Luís Rocha: “o que um técnico de som faz é tentar reproduzir o mais fielmente possível o trabalho dos artistas”
Todo o público tem uma noção, mesmo que mínima, do que faz um vocalista ou um instrumentista. Poucos são os que se questionam acerca de quem trabalha “atrás das cortinas” para que o espetáculo ou trabalho do qual desfrutam esteja completo. Conversámos com Luís Rocha, uma das pessoas que trabalha arduamente para que quem está no palco possa brilhar.

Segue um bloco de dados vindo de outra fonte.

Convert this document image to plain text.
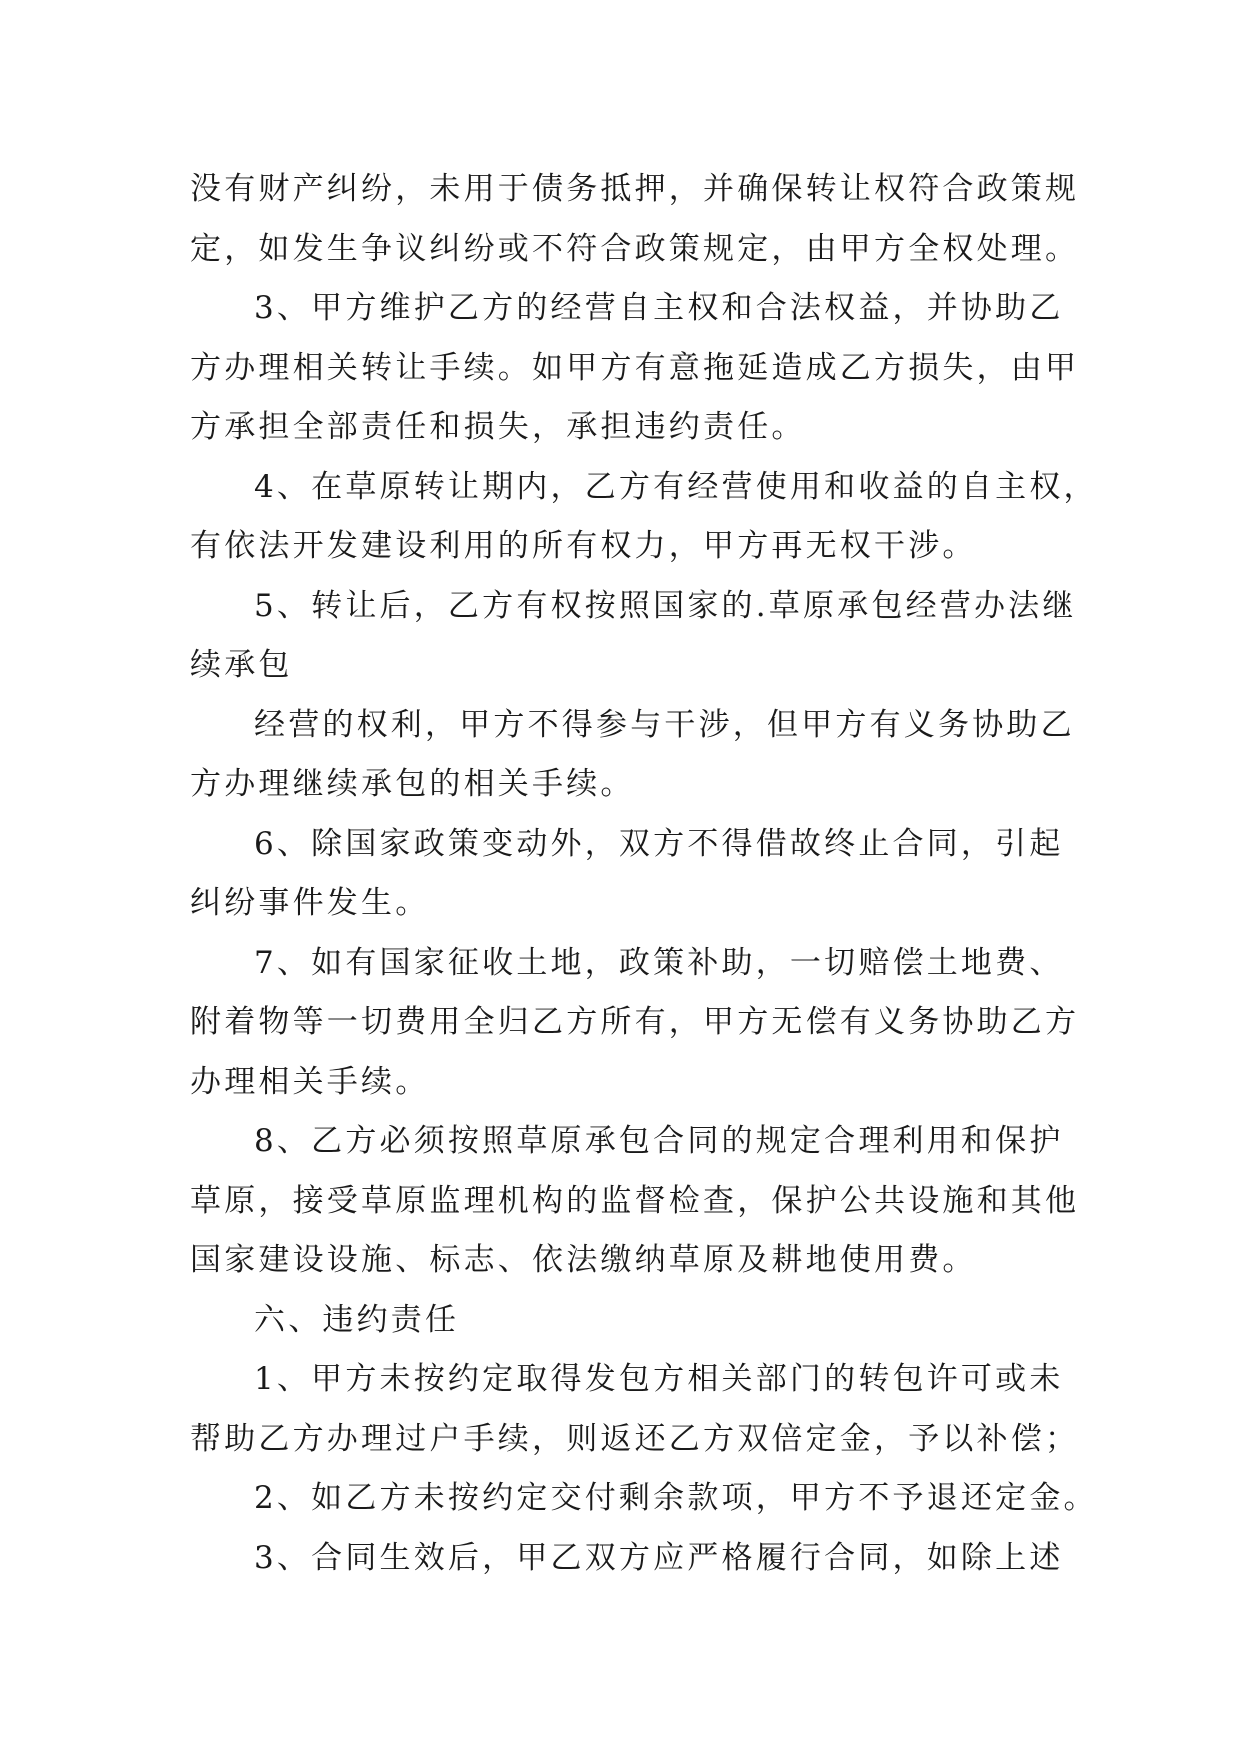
没有财产纠纷，未用于债务抵押，并确保转让权符合政策规
定，如发生争议纠纷或不符合政策规定，由甲方全权处理。
3、甲方维护乙方的经营自主权和合法权益，并协助乙
方办理相关转让手续。如甲方有意拖延造成乙方损失，由甲
方承担全部责任和损失，承担违约责任。
4、在草原转让期内，乙方有经营使用和收益的自主权，
有依法开发建设利用的所有权力，甲方再无权干涉。
5、转让后，乙方有权按照国家的.草原承包经营办法继
续承包
经营的权利，甲方不得参与干涉，但甲方有义务协助乙
方办理继续承包的相关手续。
6、除国家政策变动外，双方不得借故终止合同，引起
纠纷事件发生。
7、如有国家征收土地，政策补助，一切赔偿土地费、
附着物等一切费用全归乙方所有，甲方无偿有义务协助乙方
办理相关手续。
8、乙方必须按照草原承包合同的规定合理利用和保护
草原，接受草原监理机构的监督检查，保护公共设施和其他
国家建设设施、标志、依法缴纳草原及耕地使用费。
六、违约责任
1、甲方未按约定取得发包方相关部门的转包许可或未
帮助乙方办理过户手续，则返还乙方双倍定金，予以补偿；
2、如乙方未按约定交付剩余款项，甲方不予退还定金。
3、合同生效后，甲乙双方应严格履行合同，如除上述
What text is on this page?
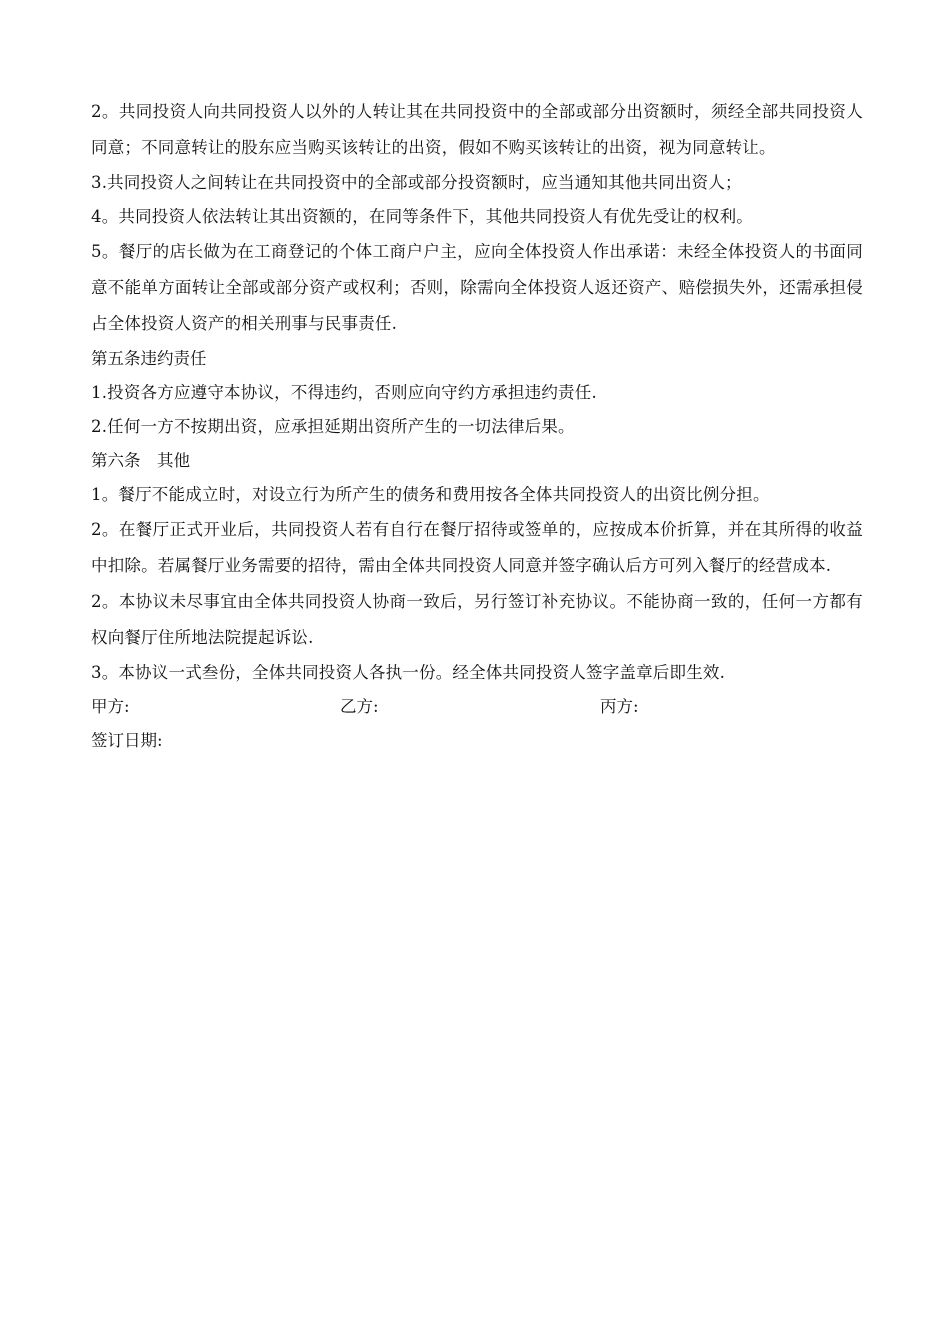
2。共同投资人向共同投资人以外的人转让其在共同投资中的全部或部分出资额时，须经全部共同投资人同意；不同意转让的股东应当购买该转让的出资，假如不购买该转让的出资，视为同意转让。

3.共同投资人之间转让在共同投资中的全部或部分投资额时，应当通知其他共同出资人；

4。共同投资人依法转让其出资额的，在同等条件下，其他共同投资人有优先受让的权利。

5。餐厅的店长做为在工商登记的个体工商户户主，应向全体投资人作出承诺：未经全体投资人的书面同意不能单方面转让全部或部分资产或权利；否则，除需向全体投资人返还资产、赔偿损失外，还需承担侵占全体投资人资产的相关刑事与民事责任.

第五条违约责任

1.投资各方应遵守本协议，不得违约，否则应向守约方承担违约责任.

2.任何一方不按期出资，应承担延期出资所产生的一切法律后果。

第六条　其他

1。餐厅不能成立时，对设立行为所产生的债务和费用按各全体共同投资人的出资比例分担。

2。在餐厅正式开业后，共同投资人若有自行在餐厅招待或签单的，应按成本价折算，并在其所得的收益中扣除。若属餐厅业务需要的招待，需由全体共同投资人同意并签字确认后方可列入餐厅的经营成本.

2。本协议未尽事宜由全体共同投资人协商一致后，另行签订补充协议。不能协商一致的，任何一方都有权向餐厅住所地法院提起诉讼.

3。本协议一式叁份，全体共同投资人各执一份。经全体共同投资人签字盖章后即生效.

甲方:	乙方:	丙方:

签订日期:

Atualmente vives como técnico de som e és sócio/fundador da BOXMUSIC Studios. O que te levou a fazer disto vida?
Paixão é a palavra que explica o facto de ter decidido, a um momento da minha vida, optar por esta área. Já fazia coisas ligadas à música desde miúdo, entretanto o resto do caminho foi mais ao menos parecido com o de muitos dos meus colegas: não havia mais ninguém do grupo que gostasse de gravar e misturar, e eu acabei por jogar-me para à frente. O resto foi trabalho, empenho, e muitas horas a tentar perceber como as coisas se faziam.
Depois, a paixão absoluta pela minha “matéria prima” (músicas e músicos) facilitou a coisa. Cada vez mais há bandas interessantes, com muita vontade de fazer coisas, e isso facilita o meu trabalho.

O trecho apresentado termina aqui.